Navy to deliver sewer answer to Oak Harbor city officials Monday

City officials may finally get an answer from the Navy base Monday on whether it will partner with Oak Harbor on a new sewage treatment facility. The answer could affect ratepayers’ bills to the tune of about $6 a month. Capt. Mike Nortier, commanding officer of Whidbey Naval Air Station, will be at City Hall at 10:30 a.m. Monday to deliver the answer in person.

City officials may finally get an answer from the Navy base Monday on whether it will partner with Oak Harbor on a new sewage treatment facility.

The answer could affect ratepayers’ bills to the tune of about $6 a month.

Capt. Mike Nortier, commanding officer of Whidbey Naval Air Station, will be at City Hall at 10:30 a.m. Monday to deliver the answer in person.

The city will host Nortier during a special meeting open to the public, said Mayor Scott Dudley.

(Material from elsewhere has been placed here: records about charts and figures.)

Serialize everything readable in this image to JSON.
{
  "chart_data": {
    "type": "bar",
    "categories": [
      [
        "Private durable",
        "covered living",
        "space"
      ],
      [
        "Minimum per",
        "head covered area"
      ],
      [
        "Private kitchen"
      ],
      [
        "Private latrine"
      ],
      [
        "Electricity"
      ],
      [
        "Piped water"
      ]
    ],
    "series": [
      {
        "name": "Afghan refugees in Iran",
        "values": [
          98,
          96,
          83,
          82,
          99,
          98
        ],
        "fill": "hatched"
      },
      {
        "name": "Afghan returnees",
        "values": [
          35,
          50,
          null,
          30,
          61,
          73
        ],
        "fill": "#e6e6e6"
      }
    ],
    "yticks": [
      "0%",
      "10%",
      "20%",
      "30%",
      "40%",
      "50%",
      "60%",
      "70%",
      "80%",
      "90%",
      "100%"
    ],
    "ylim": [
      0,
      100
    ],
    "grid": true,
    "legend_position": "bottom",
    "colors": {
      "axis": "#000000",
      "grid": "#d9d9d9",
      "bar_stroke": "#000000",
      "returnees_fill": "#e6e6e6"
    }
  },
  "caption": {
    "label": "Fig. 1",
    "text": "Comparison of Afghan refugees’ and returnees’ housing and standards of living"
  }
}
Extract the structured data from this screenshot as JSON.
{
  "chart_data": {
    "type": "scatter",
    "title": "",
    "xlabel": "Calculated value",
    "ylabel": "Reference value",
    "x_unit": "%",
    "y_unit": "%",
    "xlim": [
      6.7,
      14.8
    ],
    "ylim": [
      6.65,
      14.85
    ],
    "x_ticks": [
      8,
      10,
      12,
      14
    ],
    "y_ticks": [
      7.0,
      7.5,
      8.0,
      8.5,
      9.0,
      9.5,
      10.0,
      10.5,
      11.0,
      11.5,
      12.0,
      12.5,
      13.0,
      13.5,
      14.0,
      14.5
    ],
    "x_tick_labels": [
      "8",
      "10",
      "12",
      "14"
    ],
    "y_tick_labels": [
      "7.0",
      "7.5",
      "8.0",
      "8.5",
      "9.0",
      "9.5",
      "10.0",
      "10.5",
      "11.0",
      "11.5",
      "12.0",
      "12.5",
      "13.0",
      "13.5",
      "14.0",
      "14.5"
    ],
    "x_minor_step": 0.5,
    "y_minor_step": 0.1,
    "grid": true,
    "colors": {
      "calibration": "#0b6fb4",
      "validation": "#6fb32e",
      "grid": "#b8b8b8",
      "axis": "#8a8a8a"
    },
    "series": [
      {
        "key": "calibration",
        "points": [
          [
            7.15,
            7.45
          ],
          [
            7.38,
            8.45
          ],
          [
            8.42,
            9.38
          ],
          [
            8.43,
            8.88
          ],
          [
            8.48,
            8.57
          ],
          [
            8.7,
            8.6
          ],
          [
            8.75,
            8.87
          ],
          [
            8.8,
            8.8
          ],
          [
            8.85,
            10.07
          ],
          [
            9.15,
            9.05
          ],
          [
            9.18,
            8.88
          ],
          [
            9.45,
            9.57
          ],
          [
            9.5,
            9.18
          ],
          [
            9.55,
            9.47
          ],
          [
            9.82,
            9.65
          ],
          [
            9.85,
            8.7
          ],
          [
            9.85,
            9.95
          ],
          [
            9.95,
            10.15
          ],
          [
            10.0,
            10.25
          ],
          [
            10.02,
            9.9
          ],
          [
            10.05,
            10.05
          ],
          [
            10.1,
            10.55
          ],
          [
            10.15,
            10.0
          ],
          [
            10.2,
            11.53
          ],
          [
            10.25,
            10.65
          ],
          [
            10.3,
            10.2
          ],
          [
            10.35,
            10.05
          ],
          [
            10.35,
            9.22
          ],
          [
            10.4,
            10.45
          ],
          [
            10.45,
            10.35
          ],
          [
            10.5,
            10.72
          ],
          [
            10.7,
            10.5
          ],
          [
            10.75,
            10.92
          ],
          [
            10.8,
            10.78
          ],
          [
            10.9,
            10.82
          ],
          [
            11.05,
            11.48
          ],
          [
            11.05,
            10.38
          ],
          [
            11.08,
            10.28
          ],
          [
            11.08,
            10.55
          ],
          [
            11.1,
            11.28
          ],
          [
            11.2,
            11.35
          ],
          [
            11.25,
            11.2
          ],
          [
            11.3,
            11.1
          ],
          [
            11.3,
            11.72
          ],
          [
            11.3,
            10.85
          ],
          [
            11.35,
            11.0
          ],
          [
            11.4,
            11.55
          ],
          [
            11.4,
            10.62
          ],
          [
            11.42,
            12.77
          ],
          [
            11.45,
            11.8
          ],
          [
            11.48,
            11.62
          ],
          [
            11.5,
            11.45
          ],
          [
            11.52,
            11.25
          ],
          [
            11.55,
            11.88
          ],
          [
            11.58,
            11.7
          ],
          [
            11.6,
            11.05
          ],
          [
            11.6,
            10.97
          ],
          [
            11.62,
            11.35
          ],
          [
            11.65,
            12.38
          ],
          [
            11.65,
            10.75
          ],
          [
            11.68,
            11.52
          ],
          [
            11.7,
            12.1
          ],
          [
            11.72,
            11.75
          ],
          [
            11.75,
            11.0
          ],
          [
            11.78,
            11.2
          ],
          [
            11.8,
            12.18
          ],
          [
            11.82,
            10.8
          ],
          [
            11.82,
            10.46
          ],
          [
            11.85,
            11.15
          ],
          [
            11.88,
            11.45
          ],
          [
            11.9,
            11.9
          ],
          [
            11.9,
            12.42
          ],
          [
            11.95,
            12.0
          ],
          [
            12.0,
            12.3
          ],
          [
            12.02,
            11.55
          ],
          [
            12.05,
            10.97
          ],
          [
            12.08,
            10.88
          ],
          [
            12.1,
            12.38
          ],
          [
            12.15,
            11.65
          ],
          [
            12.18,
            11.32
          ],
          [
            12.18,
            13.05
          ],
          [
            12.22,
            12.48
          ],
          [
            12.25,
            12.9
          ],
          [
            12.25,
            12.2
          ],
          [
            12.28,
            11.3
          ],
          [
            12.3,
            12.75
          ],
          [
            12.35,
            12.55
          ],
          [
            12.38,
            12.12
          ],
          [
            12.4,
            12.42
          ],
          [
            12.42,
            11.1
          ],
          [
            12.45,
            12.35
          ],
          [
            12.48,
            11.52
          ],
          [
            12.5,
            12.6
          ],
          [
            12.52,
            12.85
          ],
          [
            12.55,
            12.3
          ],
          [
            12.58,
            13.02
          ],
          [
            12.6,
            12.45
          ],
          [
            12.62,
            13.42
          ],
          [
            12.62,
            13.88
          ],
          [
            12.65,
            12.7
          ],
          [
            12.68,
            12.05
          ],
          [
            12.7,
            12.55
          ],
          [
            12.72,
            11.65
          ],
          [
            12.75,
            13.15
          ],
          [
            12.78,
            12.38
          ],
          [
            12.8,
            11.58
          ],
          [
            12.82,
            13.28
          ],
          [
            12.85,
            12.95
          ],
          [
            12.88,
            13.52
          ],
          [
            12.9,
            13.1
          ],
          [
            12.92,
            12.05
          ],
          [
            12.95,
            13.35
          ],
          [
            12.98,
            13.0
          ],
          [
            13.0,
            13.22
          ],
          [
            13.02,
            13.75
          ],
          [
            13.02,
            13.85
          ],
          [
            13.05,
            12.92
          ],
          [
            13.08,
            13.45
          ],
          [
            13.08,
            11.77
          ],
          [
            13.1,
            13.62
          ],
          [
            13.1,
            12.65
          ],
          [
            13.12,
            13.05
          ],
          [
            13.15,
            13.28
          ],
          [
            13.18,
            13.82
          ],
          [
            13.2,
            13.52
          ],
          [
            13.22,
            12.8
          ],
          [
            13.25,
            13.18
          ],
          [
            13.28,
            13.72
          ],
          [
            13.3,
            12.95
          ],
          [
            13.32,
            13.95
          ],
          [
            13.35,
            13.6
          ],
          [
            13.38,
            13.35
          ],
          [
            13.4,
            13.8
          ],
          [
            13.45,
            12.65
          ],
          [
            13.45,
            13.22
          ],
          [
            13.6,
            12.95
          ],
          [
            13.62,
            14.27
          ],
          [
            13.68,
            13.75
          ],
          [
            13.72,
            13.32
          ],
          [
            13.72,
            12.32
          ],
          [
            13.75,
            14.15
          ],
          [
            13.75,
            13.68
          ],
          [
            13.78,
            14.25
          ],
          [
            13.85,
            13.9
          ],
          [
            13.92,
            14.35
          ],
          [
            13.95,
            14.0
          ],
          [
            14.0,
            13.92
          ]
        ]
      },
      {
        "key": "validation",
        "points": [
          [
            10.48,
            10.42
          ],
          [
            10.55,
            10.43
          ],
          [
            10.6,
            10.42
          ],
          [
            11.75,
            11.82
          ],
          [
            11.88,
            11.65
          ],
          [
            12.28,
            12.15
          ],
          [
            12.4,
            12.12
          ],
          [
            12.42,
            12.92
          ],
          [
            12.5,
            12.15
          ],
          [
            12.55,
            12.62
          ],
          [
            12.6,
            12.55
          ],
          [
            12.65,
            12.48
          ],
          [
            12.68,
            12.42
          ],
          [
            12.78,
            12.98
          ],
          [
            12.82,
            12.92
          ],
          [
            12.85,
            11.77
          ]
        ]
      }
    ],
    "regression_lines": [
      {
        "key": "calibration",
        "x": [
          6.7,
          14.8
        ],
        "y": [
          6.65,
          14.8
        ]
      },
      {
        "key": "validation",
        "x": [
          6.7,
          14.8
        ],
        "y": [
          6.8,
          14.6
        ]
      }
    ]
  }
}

“I’m assuming what we will hear is the official ‘yay’ or ‘nay,’” he said, “and from what I’ve heard so far, it will most likely be a ‘nay.’”

Dudley said Navy officials usually ask Councilwoman Beth Munns to attend meeting with city officials in regard to the issue; she is the wife of a former base commander and has been communicating with a top Navy official at the Pentagon, the mayor said.

Instead of including just one council member, Dudley said he thought it would be better to open the meeting to all elected officials ­— as well as the general public.

The city currently partners with the Navy for sewage treatment. The city runs the treatment lagoons on Navy property at Crescent Harbor. They are near capacity and will not meet future water quality standards.

A draft study created for the Navy states that the city’s engineering firm overestimated the cost of the facility and that a less-expensive technology would significantly cut costs.

Several council members were outraged when Dudley shared the draft study — a public document under state law — with the Whidbey News-Times.

Dudley said he hasn’t seen the completed study.

The city originally asked for a decision from the Navy on July 1. Navy leaders later said they would have an answer by Oct. 31.

The estimated cost for the treatment plant varies depending on several factors, including inflation.

The estimated cost for the entire project, to serve the city until 2030, was $93.5 million in 2011 dollars.

The estimate for just the first phase, to serve until 2021, increases to $96.3 million in 2015-2016 dollars, according to a memo from the city engineer to the mayor.

The facility plan for the proposed sewage treatment plant estimates what residents’ sewer rates will have to be in 2017 to fund the wastewater treatment plant.

For a 30-year debt service at 4.5 percent interest, the engineering firms estimates $83.26 a month if the Navy partners with the city.

Without the Navy, the estimate increases to $90.48 a month.